Nelly attend la suite, attend ce « S » qui ferait toute la différence, qui confirmerait ou infirmerait cette angoisse naissante. Mais le "S" ne vient pas.
Son cœur manque un battement. Elle fronce les sourcils, confuse, et pourtant, un soupir de soulagement s'échappe de ses lèvres. C'est un instant de répit, mais elle sait que l'inquiétude ne s'en ira pas aussi facilement. Elle veut croire que ce n'est qu'une coïncidence, que ce nom ne signifie rien d'autre qu'une vague similarité avec un passé qu'elle tente d'oublier. Mais la peur, insidieuse, est là, tapie dans l'ombre de ses pensées.

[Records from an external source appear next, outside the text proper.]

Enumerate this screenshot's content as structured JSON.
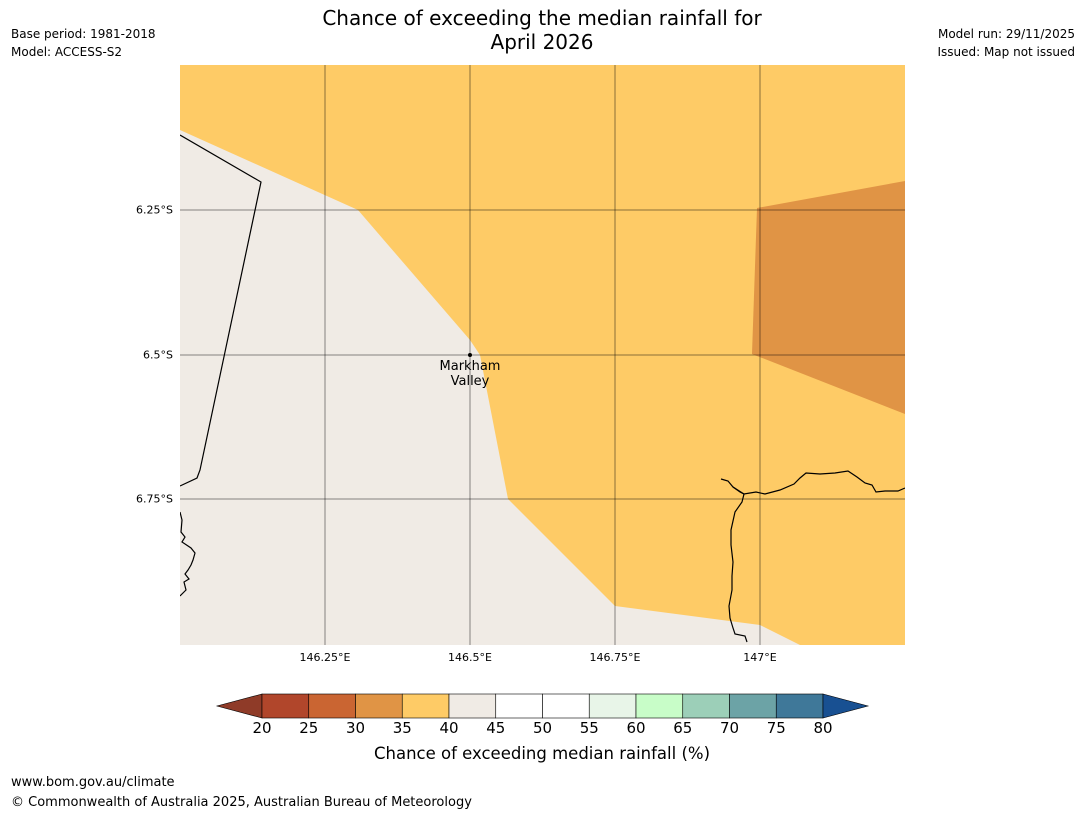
{
  "title": {
    "line1": "Chance of exceeding the median rainfall for",
    "line2": "April 2026"
  },
  "meta_left": {
    "base_period": "Base period: 1981-2018",
    "model": "Model: ACCESS-S2"
  },
  "meta_right": {
    "model_run": "Model run: 29/11/2025",
    "issued": "Issued: Map not issued"
  },
  "map": {
    "lat_labels": [
      "6.25°S",
      "6.5°S",
      "6.75°S"
    ],
    "lon_labels": [
      "146.25°E",
      "146.5°E",
      "146.75°E",
      "147°E"
    ],
    "place": {
      "name_line1": "Markham",
      "name_line2": "Valley",
      "lat": -6.5,
      "lon": 146.5
    },
    "colors": {
      "band_40_45": "#f0ebe5",
      "band_35_40": "#fecb66",
      "band_30_35": "#e09445"
    }
  },
  "colorbar": {
    "ticks": [
      "20",
      "25",
      "30",
      "35",
      "40",
      "45",
      "50",
      "55",
      "60",
      "65",
      "70",
      "75",
      "80"
    ],
    "colors": [
      "#b1462b",
      "#ca6532",
      "#e09445",
      "#fecb66",
      "#f0ebe5",
      "#ffffff",
      "#ffffff",
      "#e8f5e8",
      "#c8fdc8",
      "#9ccfb8",
      "#6ca3a6",
      "#3f7899"
    ],
    "low_extend_color": "#8f3b28",
    "high_extend_color": "#185092",
    "label": "Chance of exceeding median rainfall (%)"
  },
  "footer": {
    "url": "www.bom.gov.au/climate",
    "copyright": "© Commonwealth of Australia 2025, Australian Bureau of Meteorology"
  }
}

— Ça ressemble à un nom français, hein ? s'enthousiasme Leti avec son éternel sourire, ignorant complètement la tourmente intérieure de son amie. Tu penses qu'il est né en France ?
Elle ponctue sa question d'un petit clin d'œil, pleine d'énergie et d'optimisme.
— Il est très secret sur sa vie. La seule chose qu'on connaît vraiment, c'est le nombre de ses conquêtes, ajoute-t-elle avec un ton taquin.
Nelly sourit, mais le sourire ne parvient pas jusqu'à ses yeux. Leticia ne se doute de rien, de cette guerre intérieure qui secoue Nelly, des souvenirs qu'elle essaie de repousser. Elle regarde son amie, envieuse, de sa légèreté, de cette capacité à tout voir à travers un filtre de romance et de glamour.
— Une nouvelle amoureuse dans le coin, alors ? plaisante Nelly, levant un sourcil avec une ironie forcée.
Elle veut jouer le jeu, faire comme si tout allait bien, comme si cette histoire n'était rien de plus qu'un divertissement, une curiosité pour Leti, mais pas pour elle.
Ce n'est pas lui. Ça ne peut pas être lui. Ça ne sera jamais lui. Il n'existe plus. Ce n'est pas lui, se répète-t-elle mentalement comme un mantra.
Pourtant, son cœur bat encore la chamade, incapable de se calmer. Chaque battement semble écho à cette peur qu'elle refuse de nommer, cette crainte que ce nom puisse être lié à des blessures anciennes, des secrets enfouis qui ne demandent qu'à refaire surface.
— Peut-être, répond Leticia, incapable de voir l'agitation intérieure de son amie. Il est sûrement là pour retrouver quelqu'un. Ce serait trop romantique, non ?
Romantique ? Pour Nelly, ce mot sonne creux à cet instant. Elle s'efforce de sourire, mais la chaleur habituelle est absente de son regard. Ses pensées flottent ailleurs, et Leticia, toujours dans son monde de rêveries, ne remarque rien. Elle est déjà plongée dans ses fantasmes, imaginant un destin digne d'un film, avec elle en premier rôle, bien entendu.
Nelly soupire intérieurement. Le monde de Leti est si simple, si insouciant. Comment lui expliquer qu'il y a des histoires bien plus sombres que celles que l'on voit à la télévision ? Des vérités que l'on préférerait oublier ? Elle pose un regard attendri sur Louis, encore niché contre son épaule, son souffle calme contrastant avec la tempête intérieure qui fait rage en elle. Lové contre elle, ses petites mains agrippées à son tee-shirt, ce petit être, rayonne et fait battre son cœur d'amour. La seule ancre qui la maintienne dans le présent, la seule chose qui la garde encore connectée à la réalité. Elle le serre un peu plus fort contre elle, cherchant un réconfort silencieux, un rappel qu'ici, maintenant, elle est en sécurité, du moins pour l'instant.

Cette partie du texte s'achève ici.